Di samping itu banyak sekali do’a-do’a yang diajarkan oleh Nabi SAW yang diriwayatkan para sahabat, itu artinya suara Nabi cukup keras sehingga para sahabat dapat mendengar dan menghafalnya.
 
Sedangkan hadits yang menjelaskan keutamaan berdzikir dengan pelan adalah:
 
عَنْ سَعْدِ بْنِ مَالِكٍ قَالَ قَالَ رَسُولُ اللهِ خَيْرُ الذِّكْرِ الْخَفِيُّ وَخَيْرُ الرِّزْقِ مَا يَكْفِي (رواه أحمد، 1397).
 
“Dari Sa’ad bin Malik ia berkata, Rasulullah SAW bersabda, “Paling baik dzikir adalah yang dilakukan secara samar. Sedangkan rizki yang paling baik adalah yang mencukupi.” (HR. Ahmad [1397]).
 
Karena sama-sama memiliki sandaran hukum, maka semua berpulang kepada masing-masing individu. Imam Jalaluddin al-Suyuthi menjelaskan bahwa memelankan dzikir itu bisa lebih utama sekiranya ada kekhawatiran akan riya’ atau mengganggu orang yang shalat atau orang tidur. Pada selain yang dua ini, maka mengeraskan suara itu lebih utama, karena pekerjaan yang dilakukan ketika itu lebih banyak, serta manfaat dari dzikir dengan suara keras itu bisa didapatkan oleh orang yang mendengar.
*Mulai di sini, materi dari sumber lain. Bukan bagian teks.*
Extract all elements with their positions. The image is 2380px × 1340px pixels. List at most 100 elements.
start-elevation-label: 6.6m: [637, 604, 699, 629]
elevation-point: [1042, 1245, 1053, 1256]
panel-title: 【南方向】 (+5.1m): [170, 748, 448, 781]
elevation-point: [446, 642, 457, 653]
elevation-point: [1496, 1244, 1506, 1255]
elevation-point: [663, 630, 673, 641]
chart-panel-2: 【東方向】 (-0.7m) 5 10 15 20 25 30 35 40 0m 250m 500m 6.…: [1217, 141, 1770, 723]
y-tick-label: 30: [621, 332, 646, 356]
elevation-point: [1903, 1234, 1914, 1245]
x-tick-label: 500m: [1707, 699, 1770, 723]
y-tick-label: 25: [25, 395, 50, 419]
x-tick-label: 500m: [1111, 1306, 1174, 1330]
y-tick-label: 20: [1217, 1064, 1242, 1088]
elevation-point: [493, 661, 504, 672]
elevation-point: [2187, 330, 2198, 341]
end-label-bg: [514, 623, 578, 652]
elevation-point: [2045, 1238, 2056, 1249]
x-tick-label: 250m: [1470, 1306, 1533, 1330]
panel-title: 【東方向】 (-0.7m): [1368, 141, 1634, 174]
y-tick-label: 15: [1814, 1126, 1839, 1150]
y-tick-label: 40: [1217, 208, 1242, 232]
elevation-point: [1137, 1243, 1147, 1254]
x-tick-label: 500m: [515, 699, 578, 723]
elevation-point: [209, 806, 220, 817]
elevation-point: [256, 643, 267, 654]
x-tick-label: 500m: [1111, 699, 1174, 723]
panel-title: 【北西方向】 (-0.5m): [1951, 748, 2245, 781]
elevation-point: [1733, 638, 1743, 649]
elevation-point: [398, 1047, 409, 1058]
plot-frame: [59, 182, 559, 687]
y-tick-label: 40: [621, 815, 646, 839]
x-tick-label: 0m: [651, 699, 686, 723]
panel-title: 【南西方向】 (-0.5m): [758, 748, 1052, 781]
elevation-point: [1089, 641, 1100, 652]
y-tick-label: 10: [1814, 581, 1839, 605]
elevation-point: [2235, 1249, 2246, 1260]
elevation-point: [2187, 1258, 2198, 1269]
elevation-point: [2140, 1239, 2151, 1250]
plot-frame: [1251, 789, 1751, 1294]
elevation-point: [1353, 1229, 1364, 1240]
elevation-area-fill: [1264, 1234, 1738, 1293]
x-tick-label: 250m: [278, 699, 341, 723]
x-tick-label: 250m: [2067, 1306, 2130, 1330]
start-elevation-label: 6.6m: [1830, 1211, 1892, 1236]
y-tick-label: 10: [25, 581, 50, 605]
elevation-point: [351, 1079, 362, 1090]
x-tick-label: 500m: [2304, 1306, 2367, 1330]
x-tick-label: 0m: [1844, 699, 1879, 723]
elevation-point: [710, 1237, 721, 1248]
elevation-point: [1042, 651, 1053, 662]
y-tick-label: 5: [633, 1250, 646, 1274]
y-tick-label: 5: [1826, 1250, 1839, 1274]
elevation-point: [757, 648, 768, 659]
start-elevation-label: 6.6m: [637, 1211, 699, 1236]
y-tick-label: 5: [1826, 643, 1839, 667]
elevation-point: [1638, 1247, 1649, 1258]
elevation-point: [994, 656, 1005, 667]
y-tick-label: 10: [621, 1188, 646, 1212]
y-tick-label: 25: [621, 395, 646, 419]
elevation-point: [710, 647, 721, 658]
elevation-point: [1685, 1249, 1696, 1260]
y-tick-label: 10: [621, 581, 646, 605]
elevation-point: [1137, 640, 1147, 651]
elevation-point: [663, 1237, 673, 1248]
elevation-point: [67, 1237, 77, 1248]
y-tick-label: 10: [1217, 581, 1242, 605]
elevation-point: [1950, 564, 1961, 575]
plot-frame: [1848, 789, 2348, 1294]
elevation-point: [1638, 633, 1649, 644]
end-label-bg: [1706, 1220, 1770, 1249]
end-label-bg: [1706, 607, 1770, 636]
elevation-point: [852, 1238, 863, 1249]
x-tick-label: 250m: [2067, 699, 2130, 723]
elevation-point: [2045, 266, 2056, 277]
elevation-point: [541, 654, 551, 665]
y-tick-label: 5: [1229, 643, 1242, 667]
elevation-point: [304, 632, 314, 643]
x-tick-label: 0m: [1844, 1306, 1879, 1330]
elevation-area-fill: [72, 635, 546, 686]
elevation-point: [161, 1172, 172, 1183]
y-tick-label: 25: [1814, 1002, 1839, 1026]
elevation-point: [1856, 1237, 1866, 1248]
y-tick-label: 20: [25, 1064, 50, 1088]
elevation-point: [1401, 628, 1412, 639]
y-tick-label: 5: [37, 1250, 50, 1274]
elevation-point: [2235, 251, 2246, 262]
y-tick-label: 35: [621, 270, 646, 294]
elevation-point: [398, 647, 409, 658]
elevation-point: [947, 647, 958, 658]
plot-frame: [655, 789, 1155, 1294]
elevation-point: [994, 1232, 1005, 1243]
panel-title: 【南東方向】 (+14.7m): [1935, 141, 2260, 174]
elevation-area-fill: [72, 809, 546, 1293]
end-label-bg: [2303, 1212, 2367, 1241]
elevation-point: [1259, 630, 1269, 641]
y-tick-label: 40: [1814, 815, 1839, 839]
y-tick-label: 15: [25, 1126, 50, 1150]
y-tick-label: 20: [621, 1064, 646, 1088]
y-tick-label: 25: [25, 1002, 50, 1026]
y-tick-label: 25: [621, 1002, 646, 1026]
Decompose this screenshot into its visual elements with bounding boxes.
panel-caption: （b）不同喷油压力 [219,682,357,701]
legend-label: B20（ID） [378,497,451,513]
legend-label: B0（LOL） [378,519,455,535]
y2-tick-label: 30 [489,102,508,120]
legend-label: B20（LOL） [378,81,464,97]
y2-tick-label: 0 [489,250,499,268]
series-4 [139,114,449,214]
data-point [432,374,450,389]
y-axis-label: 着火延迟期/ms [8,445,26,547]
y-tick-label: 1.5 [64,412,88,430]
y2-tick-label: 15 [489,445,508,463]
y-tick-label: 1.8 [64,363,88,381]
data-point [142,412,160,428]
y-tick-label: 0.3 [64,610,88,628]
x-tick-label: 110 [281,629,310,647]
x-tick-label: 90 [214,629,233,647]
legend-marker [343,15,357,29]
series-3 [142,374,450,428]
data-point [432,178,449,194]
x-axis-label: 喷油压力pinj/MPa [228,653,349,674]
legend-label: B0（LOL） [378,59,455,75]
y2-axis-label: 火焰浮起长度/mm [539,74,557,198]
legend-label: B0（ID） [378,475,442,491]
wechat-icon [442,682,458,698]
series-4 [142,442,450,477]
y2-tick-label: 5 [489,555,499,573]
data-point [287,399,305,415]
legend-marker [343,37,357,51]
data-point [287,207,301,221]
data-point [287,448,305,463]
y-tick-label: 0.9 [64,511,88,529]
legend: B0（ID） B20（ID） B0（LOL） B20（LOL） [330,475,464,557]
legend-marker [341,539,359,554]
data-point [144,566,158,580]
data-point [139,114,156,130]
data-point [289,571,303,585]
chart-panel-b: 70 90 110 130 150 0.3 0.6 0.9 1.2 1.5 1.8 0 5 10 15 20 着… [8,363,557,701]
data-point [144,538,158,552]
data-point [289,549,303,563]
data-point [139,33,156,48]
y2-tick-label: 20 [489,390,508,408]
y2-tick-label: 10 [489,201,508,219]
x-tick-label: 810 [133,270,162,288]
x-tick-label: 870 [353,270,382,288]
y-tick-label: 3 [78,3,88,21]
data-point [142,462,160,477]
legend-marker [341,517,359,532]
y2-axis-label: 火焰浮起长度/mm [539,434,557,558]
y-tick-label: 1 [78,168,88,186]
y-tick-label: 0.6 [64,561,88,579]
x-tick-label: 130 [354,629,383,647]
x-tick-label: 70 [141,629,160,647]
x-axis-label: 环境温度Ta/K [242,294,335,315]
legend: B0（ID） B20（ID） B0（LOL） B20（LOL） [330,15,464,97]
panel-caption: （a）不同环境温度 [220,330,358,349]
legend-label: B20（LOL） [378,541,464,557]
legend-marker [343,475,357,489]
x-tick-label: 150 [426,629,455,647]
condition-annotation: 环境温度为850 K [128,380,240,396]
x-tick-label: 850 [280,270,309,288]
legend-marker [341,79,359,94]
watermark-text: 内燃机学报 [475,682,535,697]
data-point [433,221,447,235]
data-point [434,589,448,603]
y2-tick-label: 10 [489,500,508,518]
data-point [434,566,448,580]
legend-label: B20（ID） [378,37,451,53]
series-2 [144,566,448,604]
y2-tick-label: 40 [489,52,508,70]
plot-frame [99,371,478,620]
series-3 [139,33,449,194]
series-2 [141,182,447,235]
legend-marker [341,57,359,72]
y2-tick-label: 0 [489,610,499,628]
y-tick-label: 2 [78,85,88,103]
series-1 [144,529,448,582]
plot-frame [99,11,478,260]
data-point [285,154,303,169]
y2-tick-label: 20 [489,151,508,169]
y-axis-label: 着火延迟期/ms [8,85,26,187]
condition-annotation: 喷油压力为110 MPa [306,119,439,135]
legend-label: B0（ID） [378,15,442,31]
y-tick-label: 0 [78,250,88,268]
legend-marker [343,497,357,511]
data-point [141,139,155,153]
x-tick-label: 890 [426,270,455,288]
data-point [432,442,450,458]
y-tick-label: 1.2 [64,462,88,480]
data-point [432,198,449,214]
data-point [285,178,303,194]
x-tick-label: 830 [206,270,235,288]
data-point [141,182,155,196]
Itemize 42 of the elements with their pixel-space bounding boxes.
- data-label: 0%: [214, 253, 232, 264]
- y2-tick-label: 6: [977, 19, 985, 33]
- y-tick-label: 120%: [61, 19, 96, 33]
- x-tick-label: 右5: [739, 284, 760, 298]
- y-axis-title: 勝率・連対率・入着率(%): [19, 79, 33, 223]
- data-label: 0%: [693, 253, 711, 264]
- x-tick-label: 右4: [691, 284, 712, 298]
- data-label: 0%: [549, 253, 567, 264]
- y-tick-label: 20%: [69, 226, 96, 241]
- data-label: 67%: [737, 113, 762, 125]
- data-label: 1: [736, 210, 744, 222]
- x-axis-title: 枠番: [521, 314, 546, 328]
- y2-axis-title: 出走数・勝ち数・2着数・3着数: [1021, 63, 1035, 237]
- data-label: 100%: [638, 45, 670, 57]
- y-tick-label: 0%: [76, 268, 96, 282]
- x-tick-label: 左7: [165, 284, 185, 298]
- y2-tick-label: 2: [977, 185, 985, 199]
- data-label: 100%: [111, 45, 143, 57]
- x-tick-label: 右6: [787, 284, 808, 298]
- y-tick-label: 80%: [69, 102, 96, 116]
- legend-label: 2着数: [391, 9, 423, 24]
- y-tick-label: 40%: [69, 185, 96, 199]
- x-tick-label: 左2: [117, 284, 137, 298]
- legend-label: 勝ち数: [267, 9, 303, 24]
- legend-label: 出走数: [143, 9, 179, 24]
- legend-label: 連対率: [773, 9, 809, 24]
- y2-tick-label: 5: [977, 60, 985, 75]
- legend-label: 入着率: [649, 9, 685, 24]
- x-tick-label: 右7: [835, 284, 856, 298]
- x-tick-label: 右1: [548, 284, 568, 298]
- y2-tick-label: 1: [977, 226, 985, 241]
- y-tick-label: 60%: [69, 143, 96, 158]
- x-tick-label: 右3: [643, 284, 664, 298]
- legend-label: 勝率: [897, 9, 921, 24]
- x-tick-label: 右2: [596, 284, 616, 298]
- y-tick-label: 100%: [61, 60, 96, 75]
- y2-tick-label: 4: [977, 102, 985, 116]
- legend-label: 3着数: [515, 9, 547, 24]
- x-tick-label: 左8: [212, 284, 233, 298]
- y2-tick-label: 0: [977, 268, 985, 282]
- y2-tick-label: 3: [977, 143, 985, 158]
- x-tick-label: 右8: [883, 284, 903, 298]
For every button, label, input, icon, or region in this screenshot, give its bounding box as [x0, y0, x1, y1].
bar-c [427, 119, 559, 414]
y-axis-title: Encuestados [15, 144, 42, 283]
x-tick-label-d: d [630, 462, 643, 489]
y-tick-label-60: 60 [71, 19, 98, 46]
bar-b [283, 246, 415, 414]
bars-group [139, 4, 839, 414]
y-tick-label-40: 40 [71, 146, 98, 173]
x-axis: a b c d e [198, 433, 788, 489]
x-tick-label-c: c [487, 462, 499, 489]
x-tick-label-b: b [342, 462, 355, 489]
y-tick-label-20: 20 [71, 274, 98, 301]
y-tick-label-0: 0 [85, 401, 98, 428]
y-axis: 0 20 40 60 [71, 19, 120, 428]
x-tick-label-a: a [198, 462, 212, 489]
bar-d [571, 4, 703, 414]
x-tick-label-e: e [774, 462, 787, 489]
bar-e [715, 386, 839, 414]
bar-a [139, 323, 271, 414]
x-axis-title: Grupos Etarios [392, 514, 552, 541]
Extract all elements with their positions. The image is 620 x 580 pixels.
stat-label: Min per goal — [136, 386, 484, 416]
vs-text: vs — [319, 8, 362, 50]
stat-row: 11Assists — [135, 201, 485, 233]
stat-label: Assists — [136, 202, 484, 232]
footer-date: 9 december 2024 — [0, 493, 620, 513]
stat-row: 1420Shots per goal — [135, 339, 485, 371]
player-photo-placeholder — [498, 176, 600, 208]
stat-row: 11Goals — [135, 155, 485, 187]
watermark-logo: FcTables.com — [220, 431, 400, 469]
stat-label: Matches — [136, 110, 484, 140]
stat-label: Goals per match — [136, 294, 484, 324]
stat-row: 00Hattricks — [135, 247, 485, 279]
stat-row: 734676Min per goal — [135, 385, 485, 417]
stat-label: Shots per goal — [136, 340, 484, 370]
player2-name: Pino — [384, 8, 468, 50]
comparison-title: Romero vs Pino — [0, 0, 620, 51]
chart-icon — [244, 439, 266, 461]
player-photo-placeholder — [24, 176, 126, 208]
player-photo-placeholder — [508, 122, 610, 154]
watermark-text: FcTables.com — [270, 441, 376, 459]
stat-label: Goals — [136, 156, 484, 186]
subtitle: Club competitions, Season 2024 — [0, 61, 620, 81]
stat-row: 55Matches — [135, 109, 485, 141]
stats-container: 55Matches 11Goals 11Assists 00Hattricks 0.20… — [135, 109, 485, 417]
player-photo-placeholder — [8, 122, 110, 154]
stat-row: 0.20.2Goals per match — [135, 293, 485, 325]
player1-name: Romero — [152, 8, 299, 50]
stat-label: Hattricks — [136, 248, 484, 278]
Dzikir itu juga dapat mengingatkan hati orang yang membaca, memusatkan segenap pikirannya untuk terus merenungkan dan menghayati (dzikir yang dibaca), memfokuskan konsentrasi dan pendengarannya, menghilangkan ngantuk serta menambah semangat.” (Al-Suyuthi, al-Hawi li al-Fatawi, juz II, hal. 133).
 
Keterangan dari Imam al-Suyuthi ini selain menjelaskan keutamaan mengeraskan dzikir, sekaligus menegaskan batasannya, bahwa dzikir itu boleh dikeraskan selama tidak mengganggu orang lain yang sedang beribadah.